Gender roles are different here than in Africa. I see both men and women going shopping for veggies. In this household the mother cooks and the father and daughter clean up. There seems to be more equality. In West Africa most of the Peace Corps staff were men. In China, most of the Peace Corps staff are women.

My most difficult challenge so far is learning Chinese. It is hard.

Friday, July 04, 2008

Don't let Jennifer order if you are a picky eater

China is very different than Africa and is an exciting new place.

One of the main reasons I wanted to live in China though was to experience my ethnic heritage as an adult; however, being Taiwanese American in China has its challenges. I have heard about these challenges and yes they did scare me a bit, but I know that I am strong and can overcome difficulties proven by my two years of living in West Africa.

One major challenge is looking like I should be able to speak Chinese and not really knowing a word.

Tonight I went out to eat with three other Peace Corps trainees and felt the attention right away.

We walked through the alleyways between tall concrete polluted black coated buildings. We passed people sitting at hole in the wall quick eats looking for the noodle dumpling place we had gone to at lunch. Lunch was easy because our host country national trainers ordered for us. Instead of an opened restaurant, we saw the doors were drawn with the mom and pop preparing the dough for the next day. We continued down the alleyway that was just big enough for one car and walked into a noisy restaurant.

As soon as we sat down I was the person who all Mandarin was directed toward. All I could do was say, "I don't understand. I don't understand," in Chinese.

A crowd of 10 waiters surrounded our table. It was like being in a full bar with the music blaring except this place was only half full with no music. People know how to have a good time when going out to eat. There was so much noise and everyone was shouting at us. I was the only one smart enough to bring the menu that Peace Corps provided us that had Chinese dishes written in characters and explained in English. Since all of the shouting was directed at me, I had to make the decisions.

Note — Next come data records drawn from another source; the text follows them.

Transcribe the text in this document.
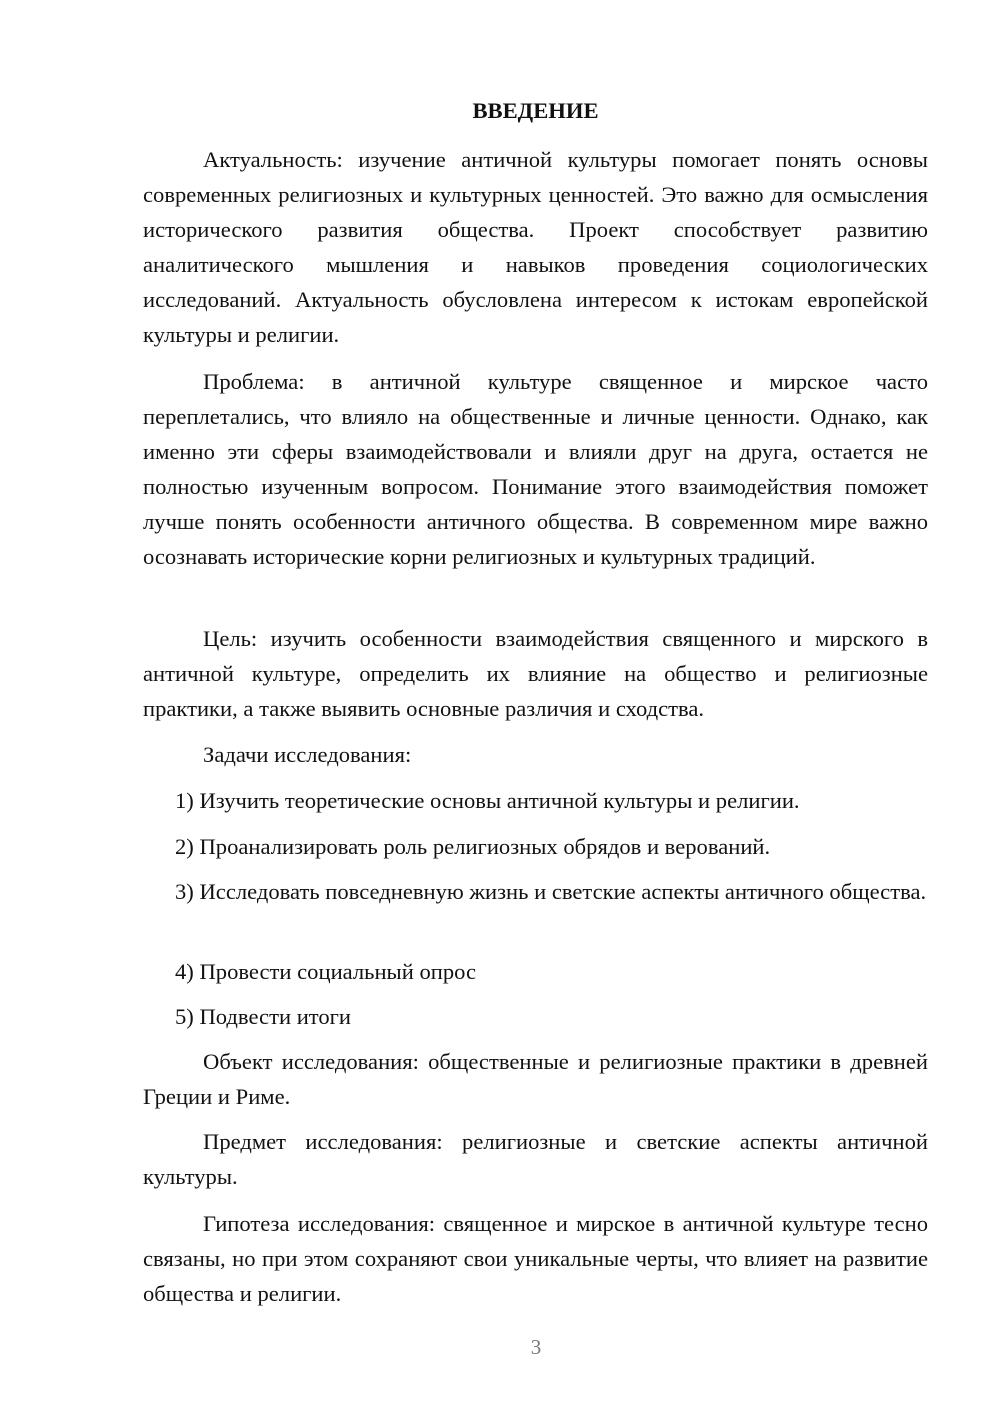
ВВЕДЕНИЕ

Актуальность: изучение античной культуры помогает понять основы современных религиозных и культурных ценностей. Это важно для осмысления исторического развития общества. Проект способствует развитию аналитического мышления и навыков проведения социологических исследований. Актуальность обусловлена интересом к истокам европейской культуры и религии.

Проблема: в античной культуре священное и мирское часто переплетались, что влияло на общественные и личные ценности. Однако, как именно эти сферы взаимодействовали и влияли друг на друга, остается не полностью изученным вопросом. Понимание этого взаимодействия поможет лучше понять особенности античного общества. В современном мире важно осознавать исторические корни религиозных и культурных традиций.

Цель: изучить особенности взаимодействия священного и мирского в античной культуре, определить их влияние на общество и религиозные практики, а также выявить основные различия и сходства.

Задачи исследования:

1) Изучить теоретические основы античной культуры и религии.

2) Проанализировать роль религиозных обрядов и верований.

3) Исследовать повседневную жизнь и светские аспекты античного общества.

4) Провести социальный опрос

5) Подвести итоги

Объект исследования: общественные и религиозные практики в древней Греции и Риме.

Предмет исследования: религиозные и светские аспекты античной культуры.

Гипотеза исследования: священное и мирское в античной культуре тесно связаны, но при этом сохраняют свои уникальные черты, что влияет на развитие общества и религии.

3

I got up and went to a table full of good food and pointed at the green vegetable dish that looked inviting. Then a waiter who spoke a little English pointed at various items on my Peace Corps provided menu and we picked two items: a pork vermicelli dish and a hot spicy tofu dish. Then the main waiter said something which I understood to mean that we had four dishes coming our way. We thought we had only ordered three.

So our three dishes came and then a HUGE pot filled with hundred of dried peppers and licorice like peppercorns filled with red oil and big chunks of fish arrived, our mystery dish finally making an appearance. But then another dish arrived, a HUGE bowl of clear broth with cabbage and a HUGE fish head. Lucky for me Africa taught me all about fish heads.

It was a meal to remember, savory, tasty, and cheap only $14 for the whole meal.

Plus I survived my first challenge, the challenge of being in a confusing atmosphere of language barriers where the locals can't understand why I can't speak Chinese and where I feel the stress of having to communicate somehow. It was intimidating but I survived. Lucky for me my dinner partners were not picky eaters.